Les marchés boursiers européens évoluent positivement en raison des déclarations optimistes du président américain Donald Trump et des attentes selon lesquelles la Réserve fédérale américaine (Fed) n’augmentera pas les taux d’intérêt cette année.

On observe que l’appétit pour le risque sur les marchés a augmenté après les déclarations de Trump selon lesquelles la guerre pourrait se terminer sans l’ouverture du détroit d’Ormuz et les déclarations du président de la Fed, Jerome Powell, adoucissant les attentes d’augmentation des taux d’intérêt.

À 11h00 sur les marchés européens, l’indice indicateur Stoxx Europe 600 s’échangeait à 583,2 points, avec une augmentation de 0,4 pour cent, et l’indice FTSE 100 au Royaume-Uni s’échangeait à 10 181 points, avec une augmentation de 0,5 pour cent.

En Allemagne, l’indice DAX 40 est valorisé à 22 640 points avec une hausse de 0,6 pour cent, en Italie, l’indice FTSE MIB 30 est valorisé à 43 940 points avec une prime de 0,3 pour cent, en France, l’indice CAC 40 est valorisé à 7 801 points avec une hausse de 0,4 pour cent et en Espagne, l’indice IBEX 35 est valorisé à 17 061 points avec une hausse de 0,4 pour cent. un gain de 0,8 pour cent.

– L’UE prépare un plan d’action contre la hausse des prix des engrais

Alors que l’évolution géopolitique de la région est suivie de près, Christophe Hansen, membre de la Commission de l’Union européenne (UE) en charge de l’agriculture, a déclaré que la hausse des prix des engrais et les développements au Moyen-Orient affectent gravement le secteur agricole et qu’ils travaillent sur de nouvelles mesures.

S’exprimant après la réunion des ministres de l’Agriculture des États membres de l’UE à Bruxelles, Hansen a rappelé que l’UE est un exportateur mondial de produits agricoles et alimentaires.

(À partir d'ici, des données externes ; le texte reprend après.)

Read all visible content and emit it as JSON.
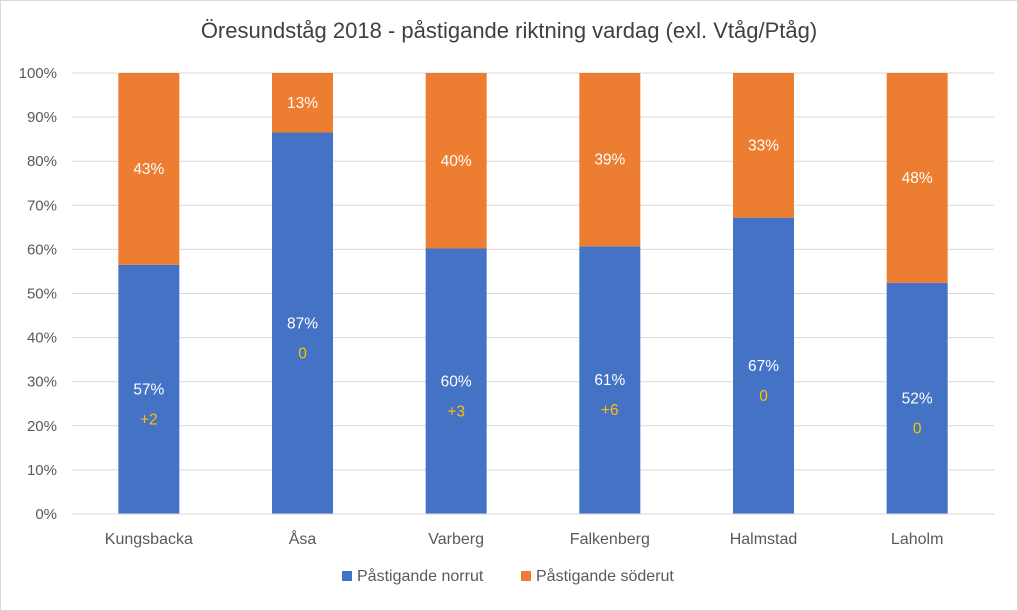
{
  "chart_data": {
    "type": "bar",
    "stacked": "100%",
    "title": "Öresundståg 2018 - påstigande riktning vardag (exl. Vtåg/Ptåg)",
    "xlabel": "",
    "ylabel": "",
    "ylim": [
      0,
      100
    ],
    "y_ticks": [
      "0%",
      "10%",
      "20%",
      "30%",
      "40%",
      "50%",
      "60%",
      "70%",
      "80%",
      "90%",
      "100%"
    ],
    "grid": true,
    "legend_position": "bottom",
    "categories": [
      "Kungsbacka",
      "Åsa",
      "Varberg",
      "Falkenberg",
      "Halmstad",
      "Laholm"
    ],
    "series": [
      {
        "name": "Påstigande norrut",
        "color": "#4472c4",
        "values": [
          56.5,
          86.5,
          60.2,
          60.7,
          67.2,
          52.4
        ],
        "labels": [
          "57%",
          "87%",
          "60%",
          "61%",
          "67%",
          "52%"
        ]
      },
      {
        "name": "Påstigande söderut",
        "color": "#ed7d31",
        "values": [
          43.5,
          13.5,
          39.8,
          39.3,
          32.8,
          47.6
        ],
        "labels": [
          "43%",
          "13%",
          "40%",
          "39%",
          "33%",
          "48%"
        ]
      }
    ],
    "annotations": [
      "+2",
      "0",
      "+3",
      "+6",
      "0",
      "0"
    ],
    "annotation_color": "#ffc000"
  }
}
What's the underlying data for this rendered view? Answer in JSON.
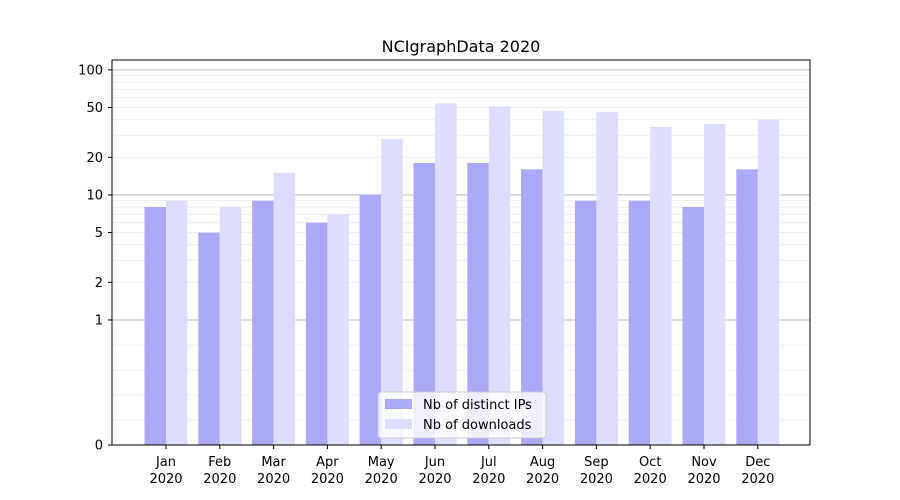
{
  "chart_data": {
    "type": "bar",
    "title": "NCIgraphData 2020",
    "xlabel": "",
    "ylabel": "",
    "y_scale": "symlog",
    "ylim": [
      0,
      120
    ],
    "y_ticks": [
      0,
      1,
      2,
      5,
      10,
      20,
      50,
      100
    ],
    "y_tick_labels": [
      "0",
      "1",
      "2",
      "5",
      "10",
      "20",
      "50",
      "100"
    ],
    "categories": [
      [
        "Jan",
        "2020"
      ],
      [
        "Feb",
        "2020"
      ],
      [
        "Mar",
        "2020"
      ],
      [
        "Apr",
        "2020"
      ],
      [
        "May",
        "2020"
      ],
      [
        "Jun",
        "2020"
      ],
      [
        "Jul",
        "2020"
      ],
      [
        "Aug",
        "2020"
      ],
      [
        "Sep",
        "2020"
      ],
      [
        "Oct",
        "2020"
      ],
      [
        "Nov",
        "2020"
      ],
      [
        "Dec",
        "2020"
      ]
    ],
    "series": [
      {
        "name": "Nb of distinct IPs",
        "color": "#aaaaf8",
        "values": [
          8,
          5,
          9,
          6,
          10,
          18,
          18,
          16,
          9,
          9,
          8,
          16
        ]
      },
      {
        "name": "Nb of downloads",
        "color": "#ddddff",
        "values": [
          9,
          8,
          15,
          7,
          28,
          54,
          51,
          47,
          46,
          35,
          37,
          40
        ]
      }
    ],
    "grid": true,
    "legend_position": "bottom-center"
  }
}
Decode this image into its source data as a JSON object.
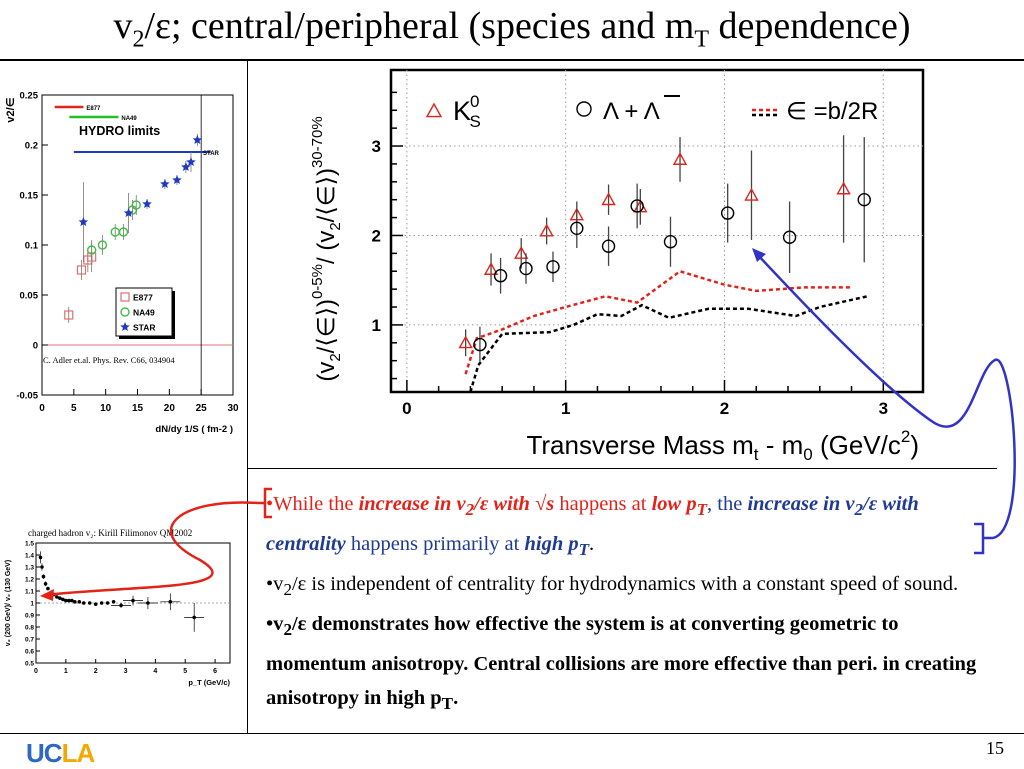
{
  "slide": {
    "title_parts": [
      "v",
      "2",
      "/ε; central/peripheral (species and m",
      "T",
      " dependence)"
    ],
    "page_number": "15",
    "logo": {
      "u": "UC",
      "c": "LA"
    }
  },
  "bullets": {
    "b1": {
      "dot": "•",
      "p1": "While the ",
      "p2": "increase in v",
      "p2s": "2",
      "p3": "/ε with √s",
      "p4": " happens at ",
      "p5": "low p",
      "p5s": "T",
      "p6": ", the ",
      "p7": "increase in v",
      "p7s": "2",
      "p8": "/ε with centrality",
      "p9": " happens primarily at ",
      "p10": "high p",
      "p10s": "T",
      "p11": "."
    },
    "b2": {
      "p1": "•v",
      "p1s": "2",
      "p2": "/ε is independent of centrality for hydrodynamics with a constant speed of sound."
    },
    "b3": {
      "p1": "•v",
      "p1s": "2",
      "p2": "/ε demonstrates how effective the system is at converting geometric to momentum anisotropy. Central collisions are more effective than peri. in creating anisotropy in high p",
      "p2s": "T",
      "p3": "."
    }
  },
  "colors": {
    "red": "#e2231a",
    "blue": "#1f3a93",
    "arrow_blue": "#3232c8",
    "ucla_blue": "#2d68c4",
    "ucla_gold": "#f2a900"
  },
  "chart_data": [
    {
      "id": "hydro-limits",
      "type": "scatter",
      "ylabel": "v2/∈",
      "xlabel": "dN/dy 1/S ( fm-2 )",
      "xlim": [
        0,
        30
      ],
      "ylim": [
        -0.05,
        0.25
      ],
      "x_ticks": [
        "0",
        "5",
        "10",
        "15",
        "20",
        "25",
        "30"
      ],
      "y_ticks": [
        "-0.05",
        "0",
        "0.05",
        "0.1",
        "0.15",
        "0.2",
        "0.25"
      ],
      "annotation": "HYDRO  limits",
      "star_label": "STAR",
      "citation": "C. Adler et.al. Phys. Rev. C66, 034904",
      "top_legend": [
        {
          "name": "E877",
          "color": "#e2231a"
        },
        {
          "name": "NA49",
          "color": "#22c022"
        },
        {
          "name": "STAR",
          "color": "#1f3abf"
        }
      ],
      "hydro_limits": [
        {
          "name": "E877",
          "y": 0.238,
          "x": [
            2,
            6.5
          ],
          "color": "#e2231a"
        },
        {
          "name": "NA49",
          "y": 0.228,
          "x": [
            4.3,
            12
          ],
          "color": "#22c022"
        },
        {
          "name": "STAR",
          "y": 0.193,
          "x": [
            5,
            26.5
          ],
          "color": "#1f3abf"
        }
      ],
      "series": [
        {
          "name": "E877",
          "marker": "square",
          "color": "#e07070",
          "points": [
            [
              4.2,
              0.03,
              0.008
            ],
            [
              6.2,
              0.075,
              0.01
            ],
            [
              7.2,
              0.085,
              0.012
            ],
            [
              7.8,
              0.088,
              0.015
            ]
          ]
        },
        {
          "name": "NA49",
          "marker": "circle",
          "color": "#44bb44",
          "points": [
            [
              7.8,
              0.095,
              0.01
            ],
            [
              9.5,
              0.1,
              0.01
            ],
            [
              11.5,
              0.113,
              0.008
            ],
            [
              12.8,
              0.113,
              0.008
            ],
            [
              14.2,
              0.135,
              0.01
            ],
            [
              14.8,
              0.14,
              0.01
            ]
          ]
        },
        {
          "name": "STAR",
          "marker": "star",
          "color": "#1f3abf",
          "points": [
            [
              6.5,
              0.123,
              0.04
            ],
            [
              13.6,
              0.132,
              0.02
            ],
            [
              16.5,
              0.141,
              0.005
            ],
            [
              19.3,
              0.161,
              0.005
            ],
            [
              21.2,
              0.165,
              0.005
            ],
            [
              22.6,
              0.178,
              0.006
            ],
            [
              23.4,
              0.183,
              0.01
            ],
            [
              24.4,
              0.205,
              0.006
            ]
          ]
        }
      ],
      "vline_x": 25
    },
    {
      "id": "centrality-ratio",
      "type": "scatter",
      "xlabel": "Transverse Mass m_t - m_0 (GeV/c²)",
      "ylabel": "(v2/⟨∈⟩)0-5% / (v2/⟨∈⟩)30-70%",
      "xlim": [
        -0.1,
        3.25
      ],
      "ylim": [
        0.25,
        3.85
      ],
      "x_ticks": [
        "0",
        "1",
        "2",
        "3"
      ],
      "y_ticks": [
        "1",
        "2",
        "3"
      ],
      "legend": [
        {
          "name": "K⁰S",
          "marker": "triangle",
          "color": "#e2231a"
        },
        {
          "name": "Λ + Λ̄",
          "marker": "circle",
          "color": "#000000"
        },
        {
          "name": "∈ =b/2R",
          "marker": "dash",
          "color": "#e2231a"
        }
      ],
      "series": [
        {
          "name": "K0S",
          "marker": "triangle",
          "color": "#e2231a",
          "points": [
            [
              0.37,
              0.8,
              0.15
            ],
            [
              0.53,
              1.62,
              0.18
            ],
            [
              0.72,
              1.8,
              0.17
            ],
            [
              0.88,
              2.05,
              0.15
            ],
            [
              1.07,
              2.23,
              0.15
            ],
            [
              1.27,
              2.4,
              0.17
            ],
            [
              1.47,
              2.32,
              0.2
            ],
            [
              1.72,
              2.85,
              0.25
            ],
            [
              2.17,
              2.45,
              0.5
            ],
            [
              2.75,
              2.52,
              0.6
            ]
          ]
        },
        {
          "name": "Lambda+AntiLambda",
          "marker": "circle",
          "color": "#000000",
          "points": [
            [
              0.46,
              0.78,
              0.2
            ],
            [
              0.59,
              1.55,
              0.2
            ],
            [
              0.75,
              1.63,
              0.17
            ],
            [
              0.92,
              1.65,
              0.17
            ],
            [
              1.07,
              2.08,
              0.22
            ],
            [
              1.27,
              1.88,
              0.22
            ],
            [
              1.45,
              2.33,
              0.25
            ],
            [
              1.66,
              1.93,
              0.28
            ],
            [
              2.02,
              2.25,
              0.33
            ],
            [
              2.41,
              1.98,
              0.4
            ],
            [
              2.88,
              2.4,
              0.7
            ]
          ]
        }
      ],
      "eps_bands": [
        {
          "name": "red",
          "color": "#e2231a",
          "points": [
            [
              0.37,
              0.45
            ],
            [
              0.44,
              0.85
            ],
            [
              0.6,
              0.95
            ],
            [
              0.8,
              1.1
            ],
            [
              1.0,
              1.2
            ],
            [
              1.25,
              1.32
            ],
            [
              1.45,
              1.25
            ],
            [
              1.72,
              1.6
            ],
            [
              2.0,
              1.45
            ],
            [
              2.2,
              1.38
            ],
            [
              2.5,
              1.42
            ],
            [
              2.8,
              1.42
            ]
          ]
        },
        {
          "name": "black",
          "color": "#000000",
          "points": [
            [
              0.4,
              0.25
            ],
            [
              0.45,
              0.55
            ],
            [
              0.6,
              0.9
            ],
            [
              0.9,
              0.92
            ],
            [
              1.05,
              1.0
            ],
            [
              1.2,
              1.12
            ],
            [
              1.35,
              1.1
            ],
            [
              1.48,
              1.22
            ],
            [
              1.65,
              1.08
            ],
            [
              1.9,
              1.18
            ],
            [
              2.15,
              1.18
            ],
            [
              2.45,
              1.1
            ],
            [
              2.6,
              1.2
            ],
            [
              2.9,
              1.32
            ]
          ]
        }
      ]
    },
    {
      "id": "filimonov-ratio",
      "type": "scatter",
      "title": "charged hadron v₂: Kirill Filimonov QM2002",
      "xlabel": "p_T (GeV/c)",
      "ylabel": "v₂ (200 GeV)/ v₂ (130 GeV)",
      "xlim": [
        0,
        6.5
      ],
      "ylim": [
        0.5,
        1.5
      ],
      "x_ticks": [
        "0",
        "1",
        "2",
        "3",
        "4",
        "5",
        "6"
      ],
      "y_ticks": [
        "0.5",
        "0.6",
        "0.7",
        "0.8",
        "0.9",
        "1",
        "1.1",
        "1.2",
        "1.3",
        "1.4",
        "1.5"
      ],
      "series": [
        {
          "name": "ratio",
          "marker": "circle",
          "color": "#000000",
          "points": [
            [
              0.15,
              1.38,
              0.05
            ],
            [
              0.2,
              1.3,
              0.03
            ],
            [
              0.25,
              1.22,
              0.02
            ],
            [
              0.32,
              1.16,
              0.02
            ],
            [
              0.4,
              1.12,
              0.01
            ],
            [
              0.5,
              1.08,
              0.01
            ],
            [
              0.6,
              1.07,
              0.01
            ],
            [
              0.7,
              1.05,
              0.01
            ],
            [
              0.8,
              1.04,
              0.01
            ],
            [
              0.9,
              1.03,
              0.01
            ],
            [
              1.0,
              1.02,
              0.01
            ],
            [
              1.1,
              1.02,
              0.01
            ],
            [
              1.2,
              1.02,
              0.01
            ],
            [
              1.3,
              1.01,
              0.01
            ],
            [
              1.45,
              1.01,
              0.01
            ],
            [
              1.6,
              1.0,
              0.01
            ],
            [
              1.8,
              1.0,
              0.01
            ],
            [
              2.0,
              0.99,
              0.01
            ],
            [
              2.2,
              1.0,
              0.01
            ],
            [
              2.4,
              1.0,
              0.01
            ],
            [
              2.6,
              1.01,
              0.01
            ],
            [
              2.85,
              0.98,
              0.02
            ],
            [
              3.25,
              1.02,
              0.04
            ],
            [
              3.75,
              1.0,
              0.05
            ],
            [
              4.5,
              1.01,
              0.07
            ],
            [
              5.3,
              0.88,
              0.12
            ]
          ]
        }
      ],
      "ref_line_y": 1.0
    }
  ]
}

Hansen a déclaré que les développements au Moyen-Orient et l’augmentation des prix des engrais ont également été évoqués lors de la réunion et a déclaré : « Il y a eu une augmentation de 60 pour cent des prix des engrais entre 2020 et 2025. La guerre au Moyen-Orient a encore accru la gravité de la situation. dit-il.

Soulignant que le problème des engrais s’aggrave, Hansen a déclaré avoir inscrit à l’ordre du jour les demandes de quotas en franchise de droits pour l’ammoniac, l’urée et certains engrais azotés importés de pays autres que la Russie et la Biélorussie.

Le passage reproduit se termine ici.